After being hurt and abandoned by the church I was raised in i moved to a friendly Baptist church and made some wonderful friends and learned some really interesting differences in the two belief systems. After moving away and being unable to find a non-denominational church home I settled on having a private personal relationship with God. I was never much into the Jesus part, mostly because of going to confession as a Catholic. It seemed silly to have a middle man. Much to my mothers dismay I refused to go to confession because if God was all knowing there was no need for me to tell a priest if I had been bad, God already knew! Same idea with the Jesus issue. Father, Son and Holy Ghost according to the way I was taught, were all one in the same. So why bother? Just go to the head honcho.
After years of praying when I cleaned house, when I walked the dogs, when I worked in the yard. Praying all the time, having my little chats with God. I was sitting in a doctors office and it occurred to me Bull crap!

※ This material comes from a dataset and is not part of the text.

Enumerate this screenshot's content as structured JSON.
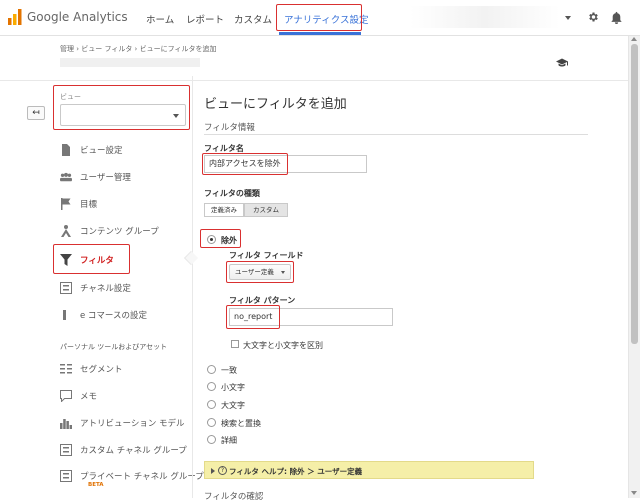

It was an awakening to me that I had been "programmed" to believe all the God stuff and I believed it because that was what I was told to do. I never made a real informed decision about what I believed!
In that moment, I declared myself an atheist.
I felt so angry about having been hoodwinked into religion and really all religion ever did was take money and tell people what to do. I spent several years very bitter. I was not arrogant enough to think there was no power greater than myself. I acknowledge there are many powers in this world stronger than myself. Nature being the first to come to mind.